Расследование Эртеля закончилось для Раевского увольнением в ноябре 1824 года в отпуск «для поправления здоровья», но всем было понятно, что к обязанностям корпусного командира он больше не вернется. «Известно, что государь Александр Павлович, не жалуя Раевского, отнял у него командование корпусом, высказав, что не приходится корпусному командиру знакомиться с магнетизмом», — констатировал хорошо знавший генерала Матвей Муравьев-Апостол{749}. Вскоре на место скомпрометировавшего себя магнетизера был назначен Алексей Щербатов.
Но даже приезд Эртеля и отставка Раевского не смогли заставить Сергея Муравьева-Апостола быть осторожнее. И он сам, и его сподвижники по-прежнему часто бывали в Киеве и вели там громкие и опасные разговоры — гласно и, в общем, никого не опасаясь. Почти открыто Васильковская управа проводила переговоры с Польским патриотическим обществом о совместном революционном перевороте. На «контрактах» 1824 года, уже при Эртеле, Муравьев и его друг, подпоручик Полтавского пехотного полка Михаил Бестужев-Рюмин, молодой и горячий заговорщик, обсуждали с поляками животрепещущую тему: следует «уничтожить вражду, которая существует между двумя нациями, считая, что в просвещенный век, в который мы живем, интересы всех народов одни и те же и что закоренелая ненависть присуща только варварским временам». А для этого необходимо было заключить русско-польский революционный союз, в котором поляки обязывались подчиняться русским заговорщикам и признать после победы революции республиканское правление. Взамен им были обещаны независимость и даже территориальные уступки — они могли «рассчитывать на Гродненскую губернию, часть Виленской, Минской и Волынской»{750}.
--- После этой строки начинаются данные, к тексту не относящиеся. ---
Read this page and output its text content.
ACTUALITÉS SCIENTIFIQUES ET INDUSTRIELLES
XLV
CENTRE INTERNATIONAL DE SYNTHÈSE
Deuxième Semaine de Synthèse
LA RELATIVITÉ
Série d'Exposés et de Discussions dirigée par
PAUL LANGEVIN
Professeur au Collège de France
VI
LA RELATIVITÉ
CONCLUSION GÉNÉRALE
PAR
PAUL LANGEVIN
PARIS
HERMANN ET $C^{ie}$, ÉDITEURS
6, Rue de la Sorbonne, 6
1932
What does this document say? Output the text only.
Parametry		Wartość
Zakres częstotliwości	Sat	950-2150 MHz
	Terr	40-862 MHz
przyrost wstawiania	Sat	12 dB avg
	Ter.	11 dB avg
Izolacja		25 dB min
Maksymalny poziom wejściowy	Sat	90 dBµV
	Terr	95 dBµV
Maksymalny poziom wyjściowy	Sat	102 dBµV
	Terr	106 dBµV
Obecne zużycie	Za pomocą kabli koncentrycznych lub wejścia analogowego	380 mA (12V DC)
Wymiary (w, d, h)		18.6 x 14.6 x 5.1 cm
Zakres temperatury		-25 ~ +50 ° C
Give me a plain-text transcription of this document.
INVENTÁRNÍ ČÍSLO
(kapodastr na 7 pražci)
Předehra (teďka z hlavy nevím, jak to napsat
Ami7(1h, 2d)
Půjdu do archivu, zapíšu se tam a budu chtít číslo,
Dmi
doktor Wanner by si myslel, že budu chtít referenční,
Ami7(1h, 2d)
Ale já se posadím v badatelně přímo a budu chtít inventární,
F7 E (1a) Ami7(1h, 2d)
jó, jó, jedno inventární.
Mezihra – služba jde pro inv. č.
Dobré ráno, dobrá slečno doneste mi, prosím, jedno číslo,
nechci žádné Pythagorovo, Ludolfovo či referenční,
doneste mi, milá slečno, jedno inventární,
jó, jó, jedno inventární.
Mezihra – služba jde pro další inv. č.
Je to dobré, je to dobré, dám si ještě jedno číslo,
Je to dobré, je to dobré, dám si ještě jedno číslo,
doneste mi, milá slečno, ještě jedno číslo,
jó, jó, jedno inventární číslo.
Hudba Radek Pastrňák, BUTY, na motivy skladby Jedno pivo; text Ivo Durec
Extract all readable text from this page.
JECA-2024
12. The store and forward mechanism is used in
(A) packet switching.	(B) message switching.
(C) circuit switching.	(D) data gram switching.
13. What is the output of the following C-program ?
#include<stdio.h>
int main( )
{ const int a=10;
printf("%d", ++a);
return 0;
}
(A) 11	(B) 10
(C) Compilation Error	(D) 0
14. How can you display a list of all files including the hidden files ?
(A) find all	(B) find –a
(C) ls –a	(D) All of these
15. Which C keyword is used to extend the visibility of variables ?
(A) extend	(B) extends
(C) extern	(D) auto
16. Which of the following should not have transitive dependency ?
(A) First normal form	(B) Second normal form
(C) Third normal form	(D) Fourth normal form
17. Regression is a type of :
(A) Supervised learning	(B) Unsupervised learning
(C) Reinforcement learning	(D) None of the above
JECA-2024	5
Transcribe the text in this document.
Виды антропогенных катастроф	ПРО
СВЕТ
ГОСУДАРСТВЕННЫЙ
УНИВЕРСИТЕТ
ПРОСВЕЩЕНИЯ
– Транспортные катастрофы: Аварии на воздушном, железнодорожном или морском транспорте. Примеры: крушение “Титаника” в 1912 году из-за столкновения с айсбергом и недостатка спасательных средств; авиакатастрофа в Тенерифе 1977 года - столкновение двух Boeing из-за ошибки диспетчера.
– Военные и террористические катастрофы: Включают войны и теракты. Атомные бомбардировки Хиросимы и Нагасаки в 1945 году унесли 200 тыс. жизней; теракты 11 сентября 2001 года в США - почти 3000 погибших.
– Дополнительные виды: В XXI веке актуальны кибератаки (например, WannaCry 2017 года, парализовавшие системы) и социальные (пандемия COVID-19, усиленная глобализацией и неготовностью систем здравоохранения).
Между тем под подозрение Эртеля попали люди, входившие в ближайшее окружение Муравьева-Апостола. Руководитель Васильковской управы тесно общался с «подозрительным» поляком, масоном и магнетизером графом Александром Хоткевичем — именно от него южные заговорщики узнали о существовании Польского патриотического общества.
В списке масонов, пересланном Эртелем в Петербург, оказались два бывших адъютанта Раевского, участники Союза благоденствия Алексей Капнист и Петр Муханов. Первый был близким родственником Муравьева, а второй — его светским приятелем. Кроме того, в списки Эртеля попал руководитель Кишиневской управы заговорщиков Михаил Орлов. Сам Муравьев-Апостол, бывший командир роты Семеновского полка и участник «истории», регулярно входил в списки «подозрительных» офицеров 1-й армии; за ним предписывалось иметь особый бдительный надзор{751}.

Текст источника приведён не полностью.